Legal drafting is changing.
Smart contracts and legal design have marked the transition to an approach that conceives the contract not more as a means of defense but as a functional one, as a means for achieving the purpose; in short, a result-based approach. So how we can use legal design principles to organize our templates for smart legal contract adoption. Let’s have a look!
Drawing up your templates in preparation for smart contracts
Smart contracts are changing how legal matters are drafted, moving to an outcome-based approach incentivizes logic to perform better. To do so, a comprehensive and clear picture of the business and operational practices for involved parties is necessary when defining and agreeing on terms to automate contracts.
Legal drafting is changing for the better
Smart contracts require accurate and specific data. The operational clauses of a contract that can be codified and automatically executed impose the use of precise and logical language. We speak of “plain language”, no longer of “legalese”: the language is based not more on abstraction.
Redundant phrases, ambiguity and vague terms disappear. Values, parameters, metrics are introduced.
Operational clauses and non-operational clauses
The agreement is formed by two types of clauses: operational clauses and non-operational clauses The latter do not involve code; they define rights and obligations of the parties, the intentions of the parties, the way disputes should be handled; however, this does not mean they could not be expressed in some more formal manner that would allow computer software to interact with them in a useful manner (i.e., by creating interface).

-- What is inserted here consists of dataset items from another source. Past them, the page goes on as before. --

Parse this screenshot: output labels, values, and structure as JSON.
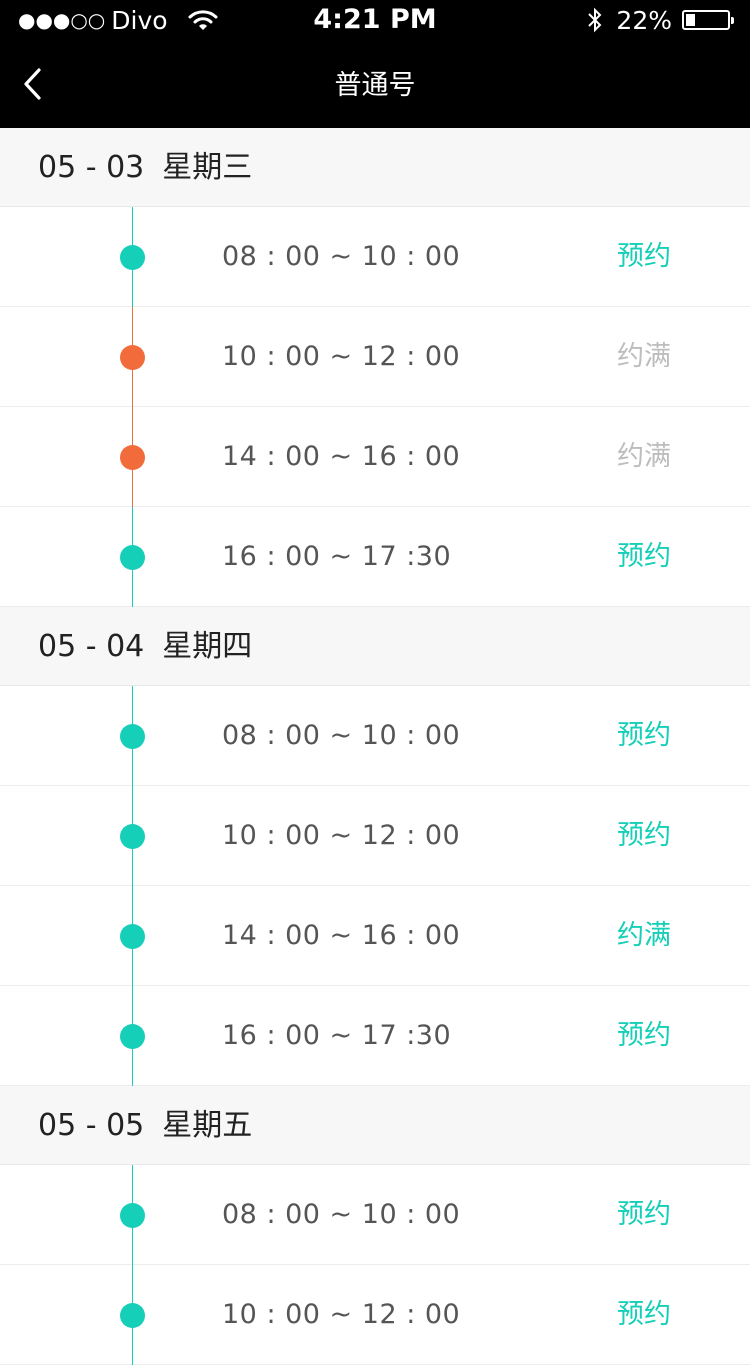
{
  "status_bar": {
    "signal": "●●●○○",
    "carrier": "Divo",
    "time": "4:21 PM",
    "battery_percent": "22%",
    "battery_level": 0.22
  },
  "nav": {
    "title": "普通号"
  },
  "colors": {
    "available": "#15cfb8",
    "full": "#f26b3a",
    "full_text": "#bdbdbd"
  },
  "days": [
    {
      "date": "05 - 03",
      "weekday": "星期三",
      "slots": [
        {
          "time": "08 : 00 ~ 10 : 00",
          "action": "预约",
          "dot": "available",
          "line": "available",
          "text": "available"
        },
        {
          "time": "10 : 00 ~ 12 : 00",
          "action": "约满",
          "dot": "full",
          "line": "full",
          "text": "full_text"
        },
        {
          "time": "14 : 00 ~ 16 : 00",
          "action": "约满",
          "dot": "full",
          "line": "full",
          "text": "full_text"
        },
        {
          "time": "16 : 00 ~ 17 :30",
          "action": "预约",
          "dot": "available",
          "line": "available",
          "text": "available"
        }
      ]
    },
    {
      "date": "05 - 04",
      "weekday": "星期四",
      "slots": [
        {
          "time": "08 : 00 ~ 10 : 00",
          "action": "预约",
          "dot": "available",
          "line": "available",
          "text": "available"
        },
        {
          "time": "10 : 00 ~ 12 : 00",
          "action": "预约",
          "dot": "available",
          "line": "available",
          "text": "available"
        },
        {
          "time": "14 : 00 ~ 16 : 00",
          "action": "约满",
          "dot": "available",
          "line": "available",
          "text": "available"
        },
        {
          "time": "16 : 00 ~ 17 :30",
          "action": "预约",
          "dot": "available",
          "line": "available",
          "text": "available"
        }
      ]
    },
    {
      "date": "05 - 05",
      "weekday": "星期五",
      "slots": [
        {
          "time": "08 : 00 ~ 10 : 00",
          "action": "预约",
          "dot": "available",
          "line": "available",
          "text": "available"
        },
        {
          "time": "10 : 00 ~ 12 : 00",
          "action": "预约",
          "dot": "available",
          "line": "available",
          "text": "available"
        }
      ]
    }
  ],
  "icons": {
    "back": "chevron-left-icon",
    "wifi": "wifi-icon",
    "bluetooth": "bluetooth-icon",
    "battery": "battery-icon"
  }
}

Embedding a smart contract into a legal contract template requires following some rules while drafting the clauses:
- Imprecise data does not compute
The smart contract code is aligned and derived from legal documentation (the smart legal agreement) and performs some or all of the provisions of the contract.
The provisions of the contract will no longer be able to accommodate vagaries, redundancies, or ambiguity; clauses, in this case, require a plain language, a logical approach in writing.
It is necessary to write the clause making explicit the process of the action that the party has to perform: instructions, action, consequences, conditions must be clear and expressed.
Participants need to agree on “specific data”.
2. Identifying logic parameters
All parameters should be identified within the legal prose. The identification of a parameter entails identification of its name, value, type.
The execution parameters are extracted from the legal prose and passed to the smart contract code that provides automated execution.
For example, a smart contract for recurring payments requires to insert in the clause the following parameters:
- Amount of the rate/instalment;
- Time of the payment ;
- Who has to make the payment;
- Who receives the payment.
3. Implementing the Wallet ID
The identification of the parties requires, among the classical information (Company name, registration number, Country of incorporation…) one more parameter: the Wallet ID.
The wallet allows the party to send or receive tokens in case of crypto payments.
4. Responsibility for coding
Delineate the roles of the parties regarding the coding and deployment of the smart contract. The parties should clearly define coding standards, review and testing procedures, and how the parties will agree when the code is ready to deploy, as well as who will bear any transaction costs of running the smart contract on the applicable blockchain (have a look here ).
5. Hierarchical order between smart legal contract and smart contract
Parties should specify in the traditional contract that its terms will control over any conflicting term or outcome of the smart contract.
6. Remedies in case of bugs or failure
Parties should delineate how a problem with a smart contract deployed under the traditional contract will be remedied.
Legal drafting is changing but the change does not derive from changes to the legal points or conclusions reached: it comes from changes to the communicative and thinking approach, and to the form, rather than the substance.